This video is from Bill Gates 1995 book, "The Road Ahead" - a classroom scene set in the future, where apparently, students produce meaningless work but have cool technology.
Sylvia,
I'm going to use this video in class as a discussion point. Wow... the glitz, the effects, the apparently polished work--all devoid of meaning or any real research. The student is only involved at the surface of things, if that.
Thanks for sharing this. It'll be illuminating to show this in class and get the kids' take on it.
Connie
OH! you reminded me - I completely forgot to mention the absolutely fabulous website where I originally stumbled across this - while looking for something else, of course. By the time I found the Google video embed code, it slipped my mind.
If you like this - search the education category for more gems...
http://paleo-future.blogspot.com/
I would love to show this one - http://paleo-future.blogspot.com/2007/04/1999-ad-1967.html
to kids and ask them to make their own, or comment on how wrong they got the future (the gadgets are right, but the social stuff is so wrong). The woman pushes buttons so that her husband and son can have instant meals.
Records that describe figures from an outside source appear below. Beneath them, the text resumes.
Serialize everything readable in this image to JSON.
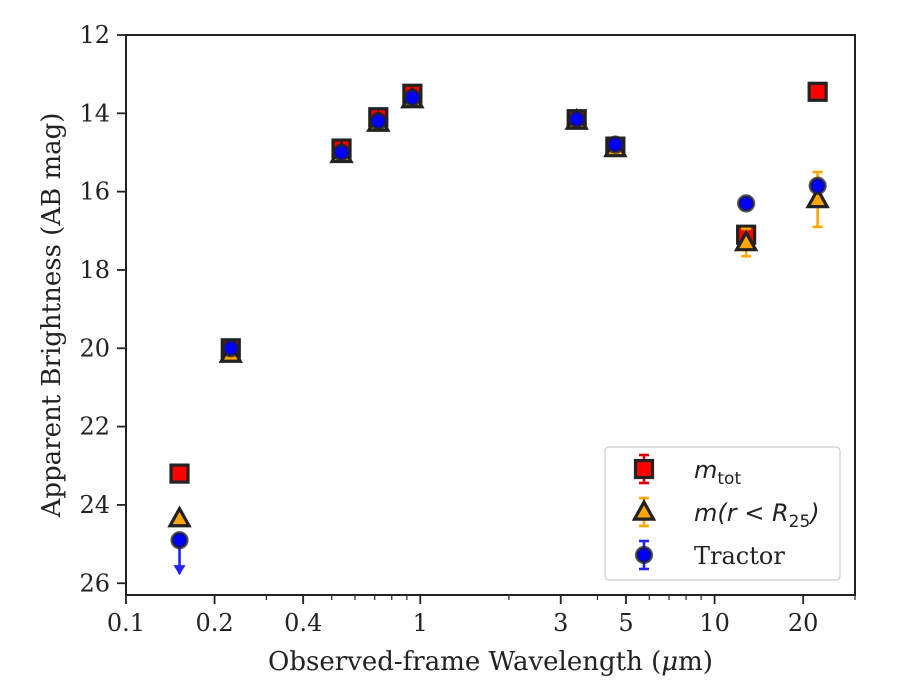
{
  "chart_data": {
    "type": "scatter",
    "xlabel_main": "Observed-frame Wavelength (",
    "xlabel_mu": "μ",
    "xlabel_tail": "m)",
    "ylabel": "Apparent Brightness (AB mag)",
    "x_scale": "log",
    "y_inverted": true,
    "xlim": [
      0.1,
      30
    ],
    "ylim": [
      12,
      26.3
    ],
    "x_ticks": [
      0.1,
      0.2,
      0.4,
      1,
      3,
      5,
      10,
      20
    ],
    "x_tick_labels": [
      "0.1",
      "0.2",
      "0.4",
      "1",
      "3",
      "5",
      "10",
      "20"
    ],
    "y_ticks": [
      12,
      14,
      16,
      18,
      20,
      22,
      24,
      26
    ],
    "y_tick_labels": [
      "12",
      "14",
      "16",
      "18",
      "20",
      "22",
      "24",
      "26"
    ],
    "legend_position": "lower-right",
    "series": [
      {
        "key": "mtot",
        "legend_main": "m",
        "legend_sub": "tot",
        "marker": "square",
        "color": "#ff0000",
        "errcolor": "#dd0000",
        "points": [
          {
            "x": 0.152,
            "y": 23.2,
            "err": 0.08
          },
          {
            "x": 0.227,
            "y": 20.0,
            "err": 0.05
          },
          {
            "x": 0.54,
            "y": 14.9,
            "err": 0.08
          },
          {
            "x": 0.72,
            "y": 14.1,
            "err": 0.08
          },
          {
            "x": 0.94,
            "y": 13.5,
            "err": 0.08
          },
          {
            "x": 3.4,
            "y": 14.15,
            "err": 0.05
          },
          {
            "x": 4.6,
            "y": 14.85,
            "err": 0.05
          },
          {
            "x": 12.8,
            "y": 17.1,
            "err": 0.08
          },
          {
            "x": 22.4,
            "y": 13.45,
            "err": 0.05
          }
        ]
      },
      {
        "key": "mr25",
        "legend_main": "m(r < R",
        "legend_sub": "25",
        "legend_close": ")",
        "marker": "triangle",
        "color": "#ffa500",
        "errcolor": "#ffa500",
        "points": [
          {
            "x": 0.152,
            "y": 24.35,
            "err": 0.1
          },
          {
            "x": 0.227,
            "y": 20.15,
            "err": 0.05
          },
          {
            "x": 0.54,
            "y": 15.05,
            "err": 0.05
          },
          {
            "x": 0.72,
            "y": 14.25,
            "err": 0.05
          },
          {
            "x": 0.94,
            "y": 13.65,
            "err": 0.05
          },
          {
            "x": 3.4,
            "y": 14.2,
            "err": 0.05
          },
          {
            "x": 4.6,
            "y": 14.9,
            "err": 0.05
          },
          {
            "x": 12.8,
            "y": 17.3,
            "err": 0.35
          },
          {
            "x": 22.4,
            "y": 16.2,
            "err": 0.7
          }
        ]
      },
      {
        "key": "tractor",
        "legend_main": "Tractor",
        "marker": "circle",
        "color": "#0000ff",
        "errcolor": "#2222ff",
        "points": [
          {
            "x": 0.152,
            "y": 24.9,
            "err": 0.0,
            "upper_limit": true
          },
          {
            "x": 0.227,
            "y": 20.0,
            "err": 0.05
          },
          {
            "x": 0.54,
            "y": 15.0,
            "err": 0.05
          },
          {
            "x": 0.72,
            "y": 14.2,
            "err": 0.05
          },
          {
            "x": 0.94,
            "y": 13.6,
            "err": 0.05
          },
          {
            "x": 3.4,
            "y": 14.15,
            "err": 0.05
          },
          {
            "x": 4.6,
            "y": 14.8,
            "err": 0.05
          },
          {
            "x": 12.8,
            "y": 16.3,
            "err": 0.05
          },
          {
            "x": 22.4,
            "y": 15.85,
            "err": 0.05
          }
        ]
      }
    ]
  }
}
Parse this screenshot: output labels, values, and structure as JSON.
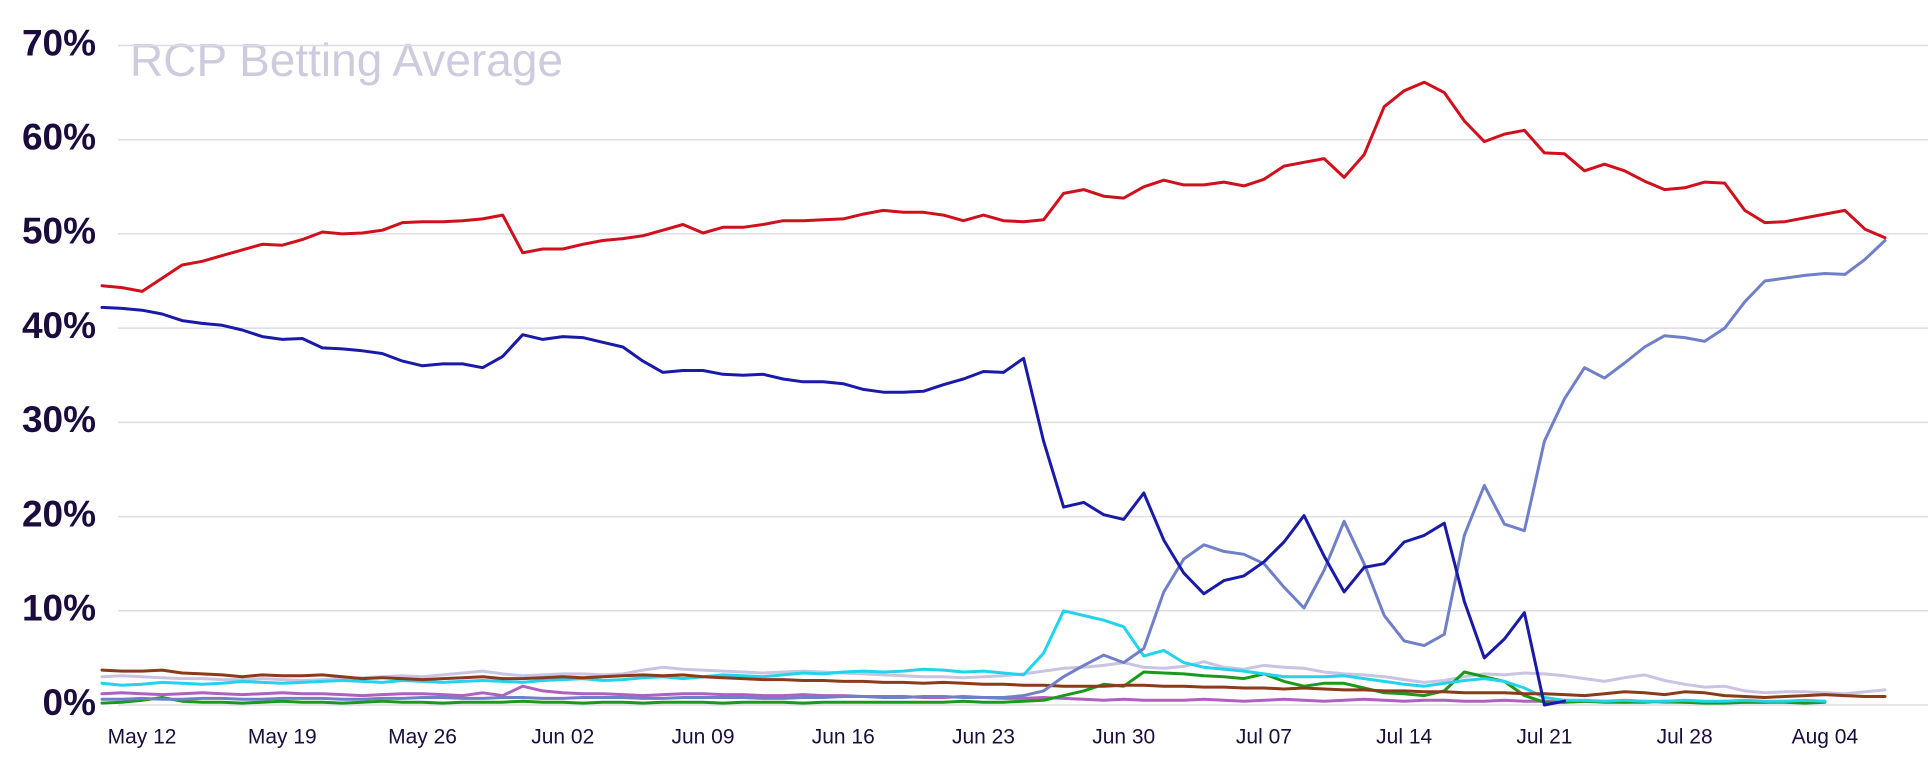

The tech projects are only as meaningless as the tone the teacher sets. If the project is based around core standards or essential questions, then the result should match what was being asked of the student. If the assignment isn't addressing or meeting a certain standard, than the students will flounder and so will the project (a.k.a. meaningless). I have seen some meaningless projects pretechnology and post technology. Most of the post-technology projects that were weak were ones that the teacher was just test driving a new medium (powerpoint, podcasting, blogging), which I think needs to be allowed to allow teachers a chance to dip their toes into uncharted waters. But once they are wading, they need to revisit the core values and standards they want there students to achieve and make that the center of their cool projects.